I’m not sure what to make of this scene, which I witnessed at Washington’s Reagan National airport as I waited to be scanned prior to my flight to Miami. I have some thoughts, though.
The young, zaftig, fascinatingly-shaped African American woman in front of me was wearing one of tightest, most revealing, shape-hugging, leaving-nothing-to-the-imagination knit dresses I or anyone has ever seen, especially in an airport. The garb was obviously chosen to highlight, as in broadcast world-wide, her most prominent and unusual asset: an awe-inspiring derriere, which appeared to be fit, toned, and suitable for showing a drive-in movie. She was attracting side-glances and open-mouths from all around her, male, female, and probably the machinery too, and obviously reveled in the attention.
When she stepped into the imager and was told to raise her hands over her head, she giggled and did a spontaneous bump and grind move, threatening the integrity of the structure. That did it. The young African-American male TSA agent was launched into smiles, winks, and a stream of comments on the women’s super-structure, along the lines of, “Damn, girl!

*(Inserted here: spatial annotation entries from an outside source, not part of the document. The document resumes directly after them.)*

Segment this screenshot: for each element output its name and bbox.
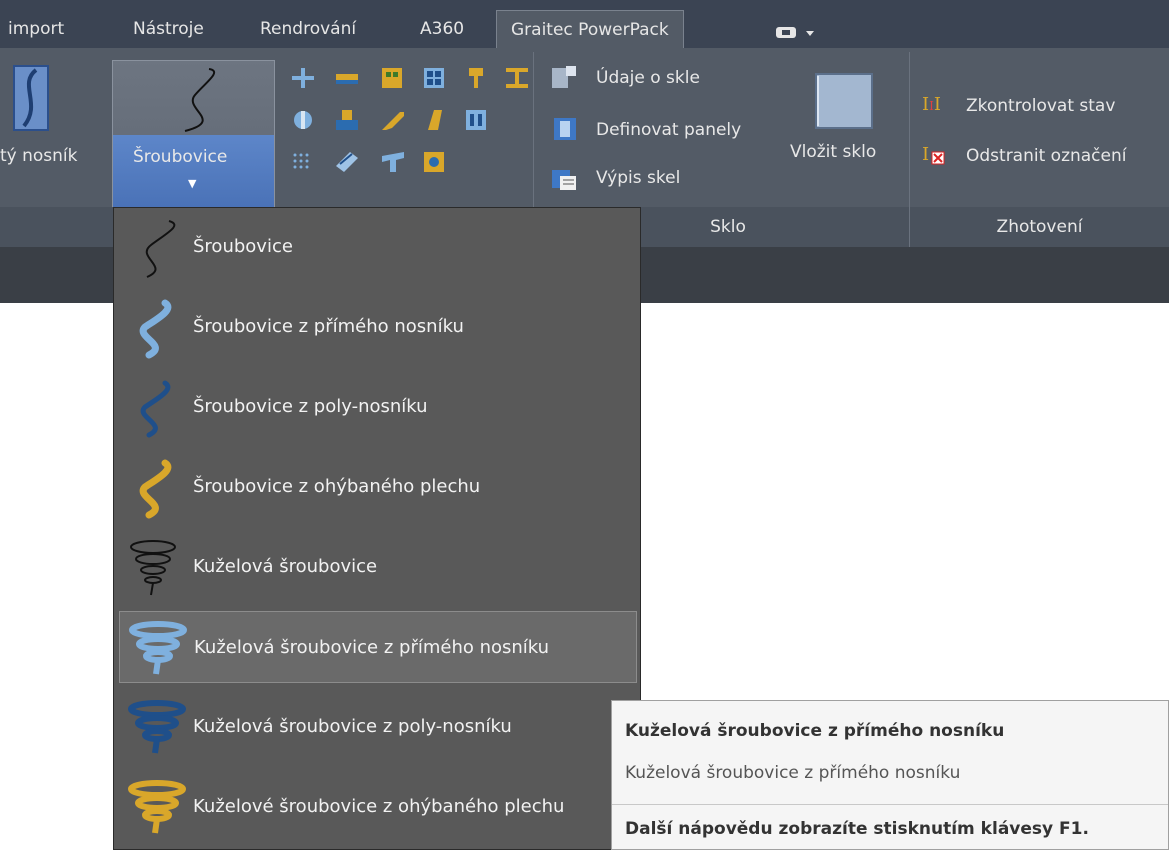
check-status-label: Zkontrolovat stav — [966, 96, 1116, 116]
define-panels-icon — [554, 118, 576, 140]
menu-item-label: Kuželové šroubovice z ohýbaného plechu — [193, 796, 565, 817]
tab-overflow-button[interactable] — [776, 24, 816, 44]
menu-item-conical-helix[interactable]: Kuželová šroubovice — [119, 531, 637, 603]
tooltip-description: Kuželová šroubovice z přímého nosníku — [625, 763, 961, 783]
base-plate-icon[interactable] — [336, 110, 358, 130]
cross-connection-icon[interactable] — [292, 68, 314, 88]
fabrication-panel-title: Zhotovení — [996, 217, 1083, 237]
diagonal-grating-icon[interactable] — [336, 152, 358, 172]
partial-beam-label: tý nosník — [0, 146, 78, 166]
helix-gold-icon — [139, 459, 172, 519]
menu-item-label: Šroubovice z ohýbaného plechu — [193, 476, 481, 497]
conical-helix-light-blue-icon — [129, 621, 187, 675]
menu-item-conical-helix-straight-beam[interactable]: Kuželová šroubovice z přímého nosníku — [119, 611, 637, 683]
menu-item-label: Šroubovice — [193, 236, 293, 257]
insert-glass-button[interactable]: Vložit sklo — [790, 64, 900, 194]
tooltip: Kuželová šroubovice z přímého nosníku Ku… — [611, 700, 1169, 850]
glass-pane-icon — [815, 73, 873, 129]
insert-glass-label: Vložit sklo — [790, 142, 877, 162]
stairs-icon[interactable] — [382, 110, 404, 130]
helix-button-label: Šroubovice — [133, 147, 228, 167]
menu-item-label: Kuželová šroubovice z poly-nosníku — [193, 716, 512, 737]
glass-data-icon — [552, 66, 576, 88]
tab-a360[interactable]: A360 — [420, 12, 464, 46]
glass-panel-title: Sklo — [710, 217, 746, 237]
curved-beam-icon — [13, 65, 49, 131]
tab-import[interactable]: import — [8, 12, 64, 46]
menu-item-helix-bent-plate[interactable]: Šroubovice z ohýbaného plechu — [119, 451, 637, 523]
menu-item-helix-straight-beam[interactable]: Šroubovice z přímého nosníku — [119, 291, 637, 363]
menu-item-conical-helix-poly-beam[interactable]: Kuželová šroubovice z poly-nosníku — [119, 691, 637, 763]
svg-text:I: I — [922, 144, 929, 165]
glass-data-label: Údaje o skle — [596, 68, 700, 88]
helix-dropdown-area[interactable]: Šroubovice ▼ — [113, 135, 274, 207]
window-frame-icon[interactable] — [424, 68, 446, 88]
helix-black-icon — [145, 220, 176, 278]
check-status-icon: III — [922, 94, 941, 115]
tooltip-title: Kuželová šroubovice z přímého nosníku — [625, 721, 1005, 741]
helix-light-blue-icon — [139, 299, 172, 359]
glass-list-label: Výpis skel — [596, 168, 681, 188]
chevron-down-icon: ▼ — [188, 177, 197, 190]
column-connection-icon[interactable] — [466, 68, 488, 88]
helix-icon — [184, 68, 216, 132]
helix-split-button[interactable]: Šroubovice ▼ — [112, 60, 275, 208]
menu-item-label: Šroubovice z přímého nosníku — [193, 316, 464, 337]
tooltip-help: Další nápovědu zobrazíte stisknutím kláv… — [625, 819, 1089, 839]
tab-tools[interactable]: Nástroje — [133, 12, 204, 46]
i-beam-icon[interactable] — [506, 68, 528, 88]
helix-dropdown-menu: Šroubovice Šroubovice z přímého nosníku … — [113, 207, 641, 850]
partial-beam-button[interactable]: tý nosník — [0, 60, 108, 200]
menu-item-helix-poly-beam[interactable]: Šroubovice z poly-nosníku — [119, 371, 637, 443]
panel-separator — [909, 207, 910, 247]
panel-grid-icon[interactable] — [382, 68, 404, 88]
structure-tools-grid — [288, 68, 533, 198]
beam-plate-icon[interactable] — [336, 68, 358, 88]
menu-item-conical-helix-bent-plate[interactable]: Kuželové šroubovice z ohýbaného plechu — [119, 771, 637, 843]
conical-helix-dark-blue-icon — [128, 700, 186, 754]
dotted-pattern-icon[interactable] — [292, 152, 314, 172]
grating-icon[interactable] — [466, 110, 488, 130]
tab-rendering[interactable]: Rendrování — [260, 12, 356, 46]
tee-connection-icon[interactable] — [382, 152, 404, 172]
conical-helix-black-icon — [130, 540, 176, 596]
menu-item-label: Šroubovice z poly-nosníku — [193, 396, 428, 417]
menu-item-helix[interactable]: Šroubovice — [119, 211, 637, 283]
tab-graitec-powerpack[interactable]: Graitec PowerPack — [496, 10, 684, 49]
menu-item-label: Kuželová šroubovice — [193, 556, 378, 577]
helix-dark-blue-icon — [140, 380, 171, 438]
menu-item-label: Kuželová šroubovice z přímého nosníku — [194, 637, 550, 658]
round-joint-icon[interactable] — [292, 110, 314, 130]
bolt-plate-icon[interactable] — [424, 152, 446, 172]
remove-mark-icon: I — [922, 144, 945, 165]
tooltip-divider — [612, 804, 1168, 805]
remove-mark-label: Odstranit označení — [966, 146, 1127, 166]
conical-helix-gold-icon — [128, 780, 186, 834]
plate-yellow-icon[interactable] — [424, 110, 446, 130]
ribbon-tab-bar: import Nástroje Rendrování A360 Graitec … — [0, 0, 1169, 49]
glass-list-icon — [552, 170, 576, 190]
video-icon — [776, 27, 814, 38]
define-panels-label: Definovat panely — [596, 120, 742, 140]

Don’t go distracting me like that! How am I supposed to do my job? And man, I am distracted! Why, some big old terrorist could walk right by me while I’m taking you in, and then where would we be?” Laughs all around from the other agents, giggles and more gyrations from the woman, more banter from her admirer.

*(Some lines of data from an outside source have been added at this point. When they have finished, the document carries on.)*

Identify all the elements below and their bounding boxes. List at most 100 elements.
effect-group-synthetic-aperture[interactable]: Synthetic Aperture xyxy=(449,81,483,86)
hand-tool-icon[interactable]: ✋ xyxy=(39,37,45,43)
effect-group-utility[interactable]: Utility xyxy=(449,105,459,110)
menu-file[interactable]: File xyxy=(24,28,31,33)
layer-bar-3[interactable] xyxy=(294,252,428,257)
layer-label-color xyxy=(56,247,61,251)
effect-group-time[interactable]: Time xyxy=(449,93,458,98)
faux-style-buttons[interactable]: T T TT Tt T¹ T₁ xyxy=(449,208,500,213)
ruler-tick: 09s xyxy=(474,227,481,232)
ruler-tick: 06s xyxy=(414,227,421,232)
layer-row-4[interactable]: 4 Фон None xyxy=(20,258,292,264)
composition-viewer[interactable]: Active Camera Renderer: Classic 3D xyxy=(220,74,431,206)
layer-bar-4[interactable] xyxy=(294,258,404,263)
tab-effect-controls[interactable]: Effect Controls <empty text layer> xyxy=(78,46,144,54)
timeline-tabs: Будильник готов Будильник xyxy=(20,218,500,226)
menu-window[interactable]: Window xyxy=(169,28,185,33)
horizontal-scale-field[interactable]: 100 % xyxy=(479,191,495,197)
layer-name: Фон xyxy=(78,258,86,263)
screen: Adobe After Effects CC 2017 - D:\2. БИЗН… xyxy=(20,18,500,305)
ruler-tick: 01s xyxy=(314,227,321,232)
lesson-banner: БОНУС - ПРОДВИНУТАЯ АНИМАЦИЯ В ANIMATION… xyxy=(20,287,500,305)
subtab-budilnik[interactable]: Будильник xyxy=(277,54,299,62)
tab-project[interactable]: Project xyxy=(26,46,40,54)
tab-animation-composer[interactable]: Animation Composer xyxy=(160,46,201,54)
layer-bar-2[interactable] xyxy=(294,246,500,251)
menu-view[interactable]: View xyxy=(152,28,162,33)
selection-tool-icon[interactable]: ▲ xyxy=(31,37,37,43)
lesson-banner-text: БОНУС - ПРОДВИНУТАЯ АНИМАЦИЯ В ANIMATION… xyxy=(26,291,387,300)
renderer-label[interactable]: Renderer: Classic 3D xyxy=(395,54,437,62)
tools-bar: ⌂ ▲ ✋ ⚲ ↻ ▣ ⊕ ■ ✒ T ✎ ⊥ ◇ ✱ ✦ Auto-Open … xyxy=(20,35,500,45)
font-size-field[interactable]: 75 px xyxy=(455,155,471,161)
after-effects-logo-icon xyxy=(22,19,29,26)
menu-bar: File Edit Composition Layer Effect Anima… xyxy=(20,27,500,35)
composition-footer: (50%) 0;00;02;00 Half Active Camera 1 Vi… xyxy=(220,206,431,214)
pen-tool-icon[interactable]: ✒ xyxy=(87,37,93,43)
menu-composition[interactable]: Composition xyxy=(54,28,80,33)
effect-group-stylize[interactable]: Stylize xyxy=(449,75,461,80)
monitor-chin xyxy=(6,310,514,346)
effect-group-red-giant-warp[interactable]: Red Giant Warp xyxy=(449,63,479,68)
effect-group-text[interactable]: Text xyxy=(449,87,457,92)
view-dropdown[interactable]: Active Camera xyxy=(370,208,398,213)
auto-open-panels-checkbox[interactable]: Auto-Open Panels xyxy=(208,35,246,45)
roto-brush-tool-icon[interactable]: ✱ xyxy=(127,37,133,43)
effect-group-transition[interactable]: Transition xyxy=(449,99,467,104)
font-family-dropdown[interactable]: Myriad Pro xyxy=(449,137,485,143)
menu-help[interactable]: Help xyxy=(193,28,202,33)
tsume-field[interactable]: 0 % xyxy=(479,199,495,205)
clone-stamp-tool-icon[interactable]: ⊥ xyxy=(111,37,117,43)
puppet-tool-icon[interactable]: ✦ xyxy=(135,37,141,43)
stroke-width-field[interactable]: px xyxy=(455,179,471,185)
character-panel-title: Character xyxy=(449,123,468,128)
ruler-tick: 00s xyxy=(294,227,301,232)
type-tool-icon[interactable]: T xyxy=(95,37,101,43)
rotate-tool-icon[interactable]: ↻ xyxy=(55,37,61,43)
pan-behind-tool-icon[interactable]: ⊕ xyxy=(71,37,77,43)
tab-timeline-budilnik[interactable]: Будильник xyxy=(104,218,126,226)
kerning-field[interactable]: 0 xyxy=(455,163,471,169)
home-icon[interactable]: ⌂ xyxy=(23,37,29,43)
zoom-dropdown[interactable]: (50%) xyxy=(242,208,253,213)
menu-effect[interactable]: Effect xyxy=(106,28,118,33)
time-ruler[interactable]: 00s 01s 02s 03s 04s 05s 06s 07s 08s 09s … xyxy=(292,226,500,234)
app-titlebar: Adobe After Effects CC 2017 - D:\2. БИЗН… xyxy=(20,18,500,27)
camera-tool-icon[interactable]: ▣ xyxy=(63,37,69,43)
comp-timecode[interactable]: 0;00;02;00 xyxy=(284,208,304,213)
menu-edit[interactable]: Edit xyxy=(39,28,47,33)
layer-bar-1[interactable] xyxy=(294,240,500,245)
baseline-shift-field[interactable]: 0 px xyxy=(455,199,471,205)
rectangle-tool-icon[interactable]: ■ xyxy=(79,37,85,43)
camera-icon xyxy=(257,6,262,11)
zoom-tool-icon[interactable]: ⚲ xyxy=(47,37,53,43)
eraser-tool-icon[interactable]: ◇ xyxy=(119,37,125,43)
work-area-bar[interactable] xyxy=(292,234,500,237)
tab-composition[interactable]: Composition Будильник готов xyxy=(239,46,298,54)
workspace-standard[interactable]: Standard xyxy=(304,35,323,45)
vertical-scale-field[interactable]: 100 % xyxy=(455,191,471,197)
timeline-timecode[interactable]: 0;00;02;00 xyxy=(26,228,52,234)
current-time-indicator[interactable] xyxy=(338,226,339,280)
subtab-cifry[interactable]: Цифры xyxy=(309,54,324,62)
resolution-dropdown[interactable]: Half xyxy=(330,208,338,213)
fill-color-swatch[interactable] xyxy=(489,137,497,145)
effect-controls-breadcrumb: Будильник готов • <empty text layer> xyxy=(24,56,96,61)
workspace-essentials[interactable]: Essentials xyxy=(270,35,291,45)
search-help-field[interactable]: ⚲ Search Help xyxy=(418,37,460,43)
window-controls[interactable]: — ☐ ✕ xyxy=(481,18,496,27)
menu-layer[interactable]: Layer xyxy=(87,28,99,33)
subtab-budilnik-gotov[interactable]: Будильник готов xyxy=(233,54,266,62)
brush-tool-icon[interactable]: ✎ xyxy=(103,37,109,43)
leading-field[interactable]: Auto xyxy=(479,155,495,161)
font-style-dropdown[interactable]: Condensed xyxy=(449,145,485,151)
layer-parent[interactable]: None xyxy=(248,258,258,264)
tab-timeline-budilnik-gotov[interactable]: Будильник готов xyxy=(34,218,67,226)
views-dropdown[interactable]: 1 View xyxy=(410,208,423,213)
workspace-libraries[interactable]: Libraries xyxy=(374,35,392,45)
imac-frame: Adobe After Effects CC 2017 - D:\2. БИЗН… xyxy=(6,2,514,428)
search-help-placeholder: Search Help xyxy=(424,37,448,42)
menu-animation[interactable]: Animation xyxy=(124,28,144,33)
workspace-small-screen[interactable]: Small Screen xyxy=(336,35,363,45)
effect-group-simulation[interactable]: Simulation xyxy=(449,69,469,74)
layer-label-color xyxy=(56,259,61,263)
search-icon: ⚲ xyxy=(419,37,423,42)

- How professional. I feel so safe.
- Is the screening process serious and necessary, or not? We are told that jokes about bombs will get us arrested and interrogated, but a T.S.A. agent’s testosterone overflow provoked by a screenee’s bodacious bedonkadonk justifies turning a security procedure into a mini-“Pootie Tang” sequel. If screening is serious enough to spend billions of dollars and inconvenience millions of air travelers, then it is serious enough to require 1) passengers to avoid making gratuitous scenes and 2) T.S.A. agents to avoid acting like Greg Kelly.
- This wasn’t a mere flirtation. Many fliers are uncomfortable with the idea that their bodies are being scrutinized, electronically and otherwise, and this display of “Whoa, mamma! Look at the back on you!” nonsense from the scrutinizers is stressful and irresponsible.

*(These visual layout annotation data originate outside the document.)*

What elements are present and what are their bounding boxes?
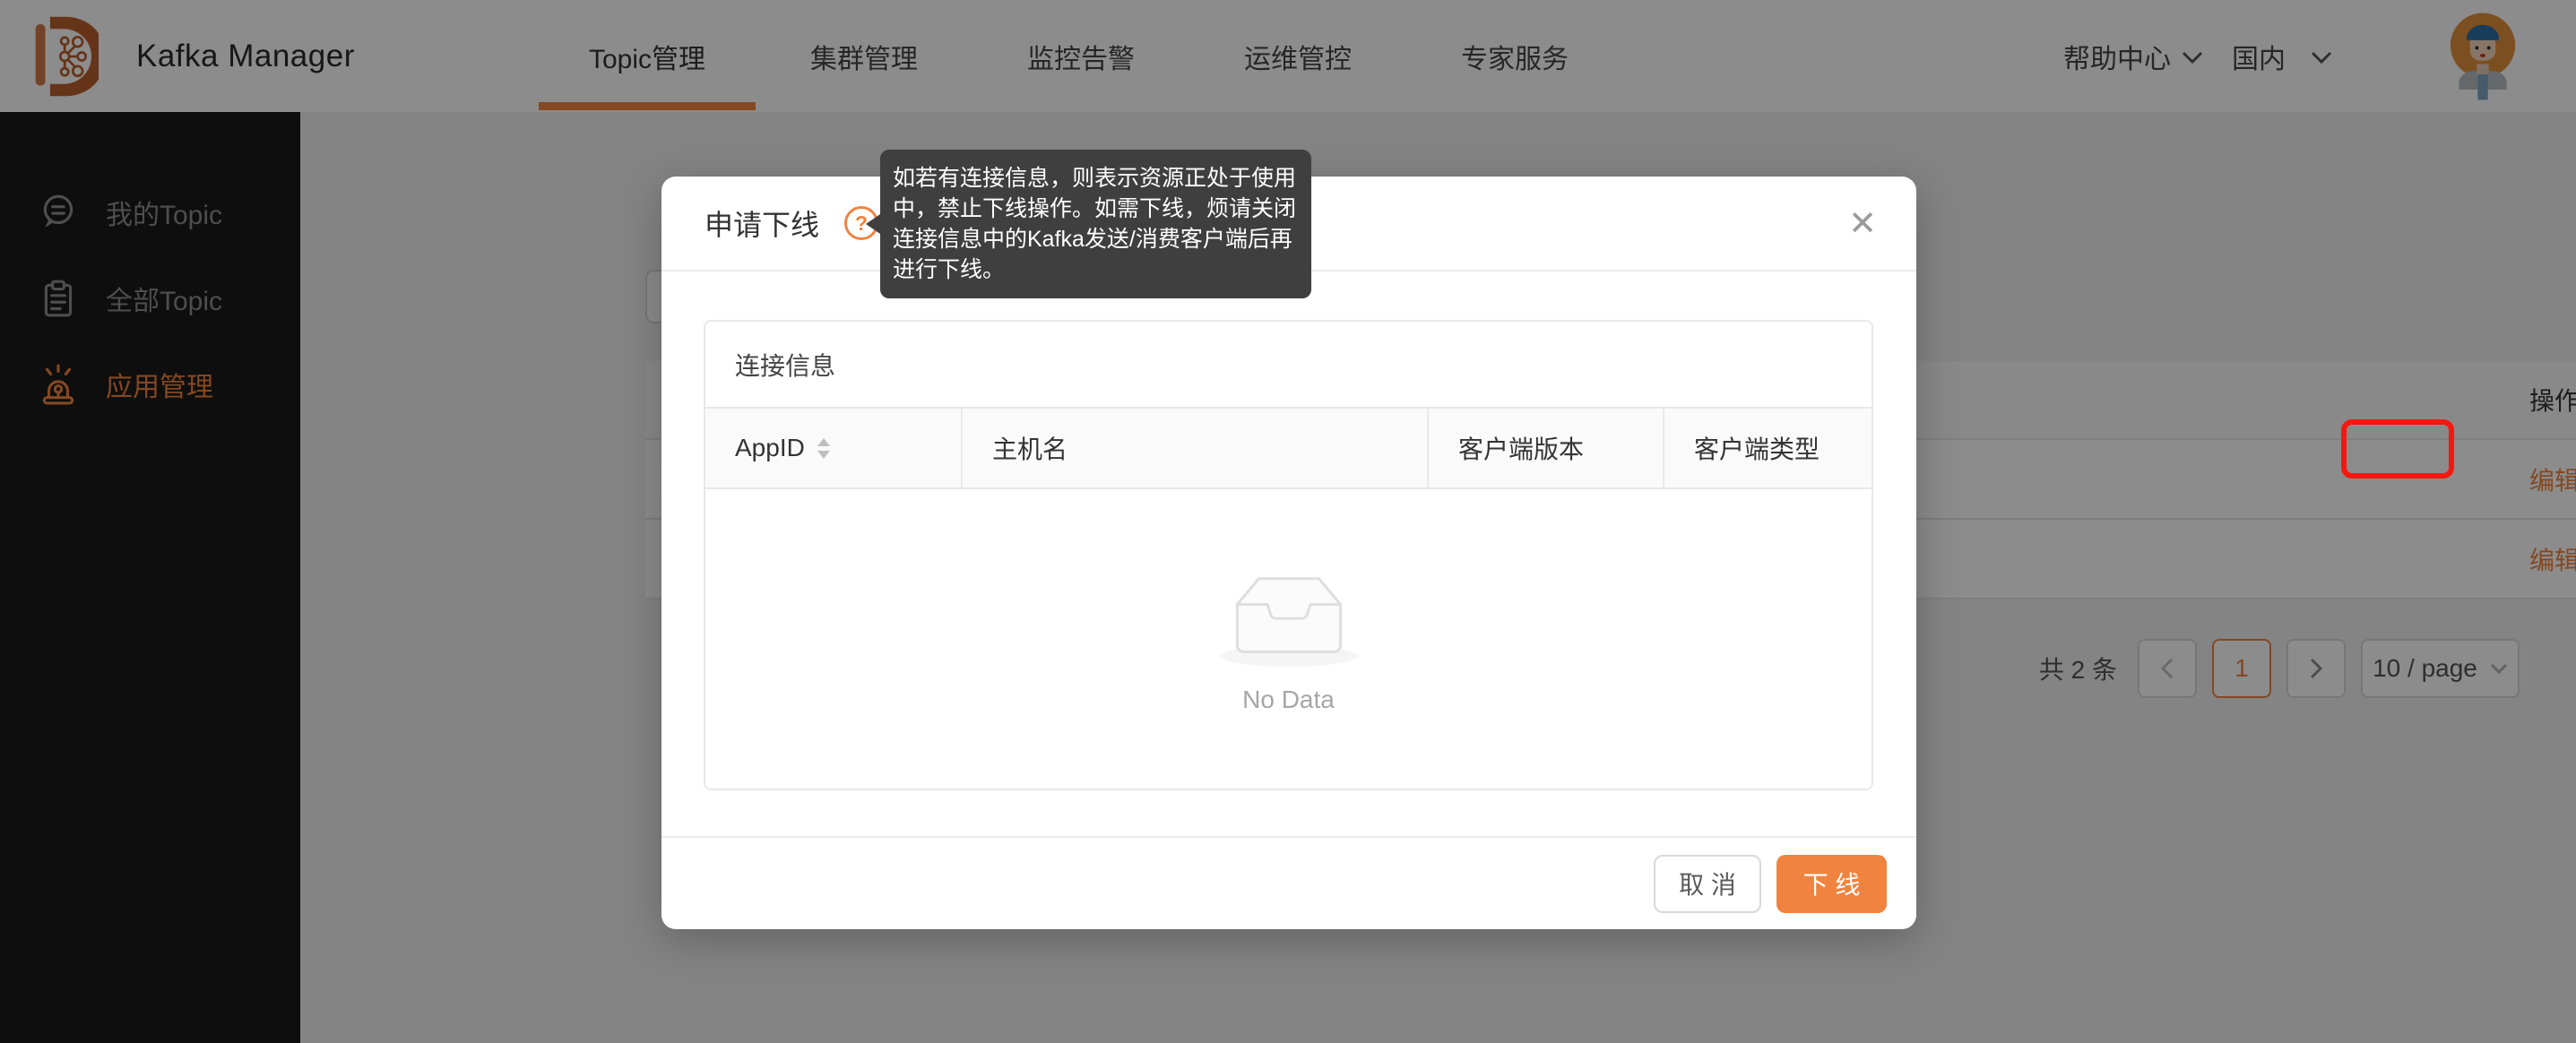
modal-title: 申请下线 (705, 203, 819, 244)
appid-column-header[interactable]: AppID (735, 434, 805, 462)
panel-title: 连接信息 (735, 347, 835, 383)
offline-confirm-button[interactable]: 下 线 (1776, 855, 1887, 913)
tooltip-text: 如若有连接信息，则表示资源正处于使用中，禁止下线操作。如需下线，烦请关闭连接信息… (893, 166, 1296, 282)
sort-carets-icon[interactable] (817, 438, 830, 459)
close-icon[interactable]: ✕ (1839, 200, 1886, 246)
no-data-label: No Data (1242, 685, 1335, 714)
highlight-annotation-box (2341, 419, 2454, 478)
kafka-manager-screen: 我的Topic 全部Topic 应用管理 (0, 0, 2576, 1043)
connection-info-panel: 连接信息 AppID 主机名 客户端版本 客户端类型 (704, 320, 1873, 790)
tooltip-arrow (866, 214, 880, 234)
hostname-column-header: 主机名 (992, 430, 1068, 466)
empty-box-icon (1203, 564, 1375, 671)
modal-footer: 取 消 下 线 (661, 836, 1916, 929)
connection-table-header: AppID 主机名 客户端版本 客户端类型 (705, 409, 1871, 489)
offline-help-tooltip: 如若有连接信息，则表示资源正处于使用中，禁止下线操作。如需下线，烦请关闭连接信息… (880, 150, 1311, 298)
empty-state: No Data (705, 489, 1871, 789)
panel-title-row: 连接信息 (705, 322, 1871, 409)
client-type-column-header: 客户端类型 (1694, 430, 1820, 466)
cancel-button[interactable]: 取 消 (1654, 855, 1761, 913)
client-version-column-header: 客户端版本 (1458, 430, 1584, 466)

- This battle is lost, so it will be filed, I’m sure, with my other “get off my lawn!” protests, but autonomy in personal dress in public places still should be tempered by modesty, common sense, taste and most of all, respect for fellow passengers. The plane to Miami had to have the most slovenly, willfully outrageously dressed group of fliers I have ever seen: the fact that I am not blind now may lead me to believe in miracles. Why should I have to be pressed into a seat between some hairy, 270 pound man in a tank top and a 13-year-old girl dressed like a hooker? Forced close quarters with no escape should demand consideration; the U.S. has accepted a chaotic and rude standards where there is none, and the attitude is “My comforts matters, and I don’t give a damn about you or anyone else.”
- Such developments are microcosms of our culture, and soon coalesce to have larger, serious, negative effects with larger significance.
As I have to periodically, I recently dealt with a commenter who sneered at the fact that I “judge” conduct here. This is why conduct has to be judged, because if anti-social, selfish and uncivil conduct is not identified, explained and condemned, human society and life itself becomes nastier, uglier, less productive and less enjoyable. The conduct of these inconsiderate slobs, like the behavior of exhibitionists like the gyrating screenee, should not have been shrugged off or ignored when it first became obvious. We all shirk our mutual duties to society by not doing all we can to keep standards from slipping into the gutter.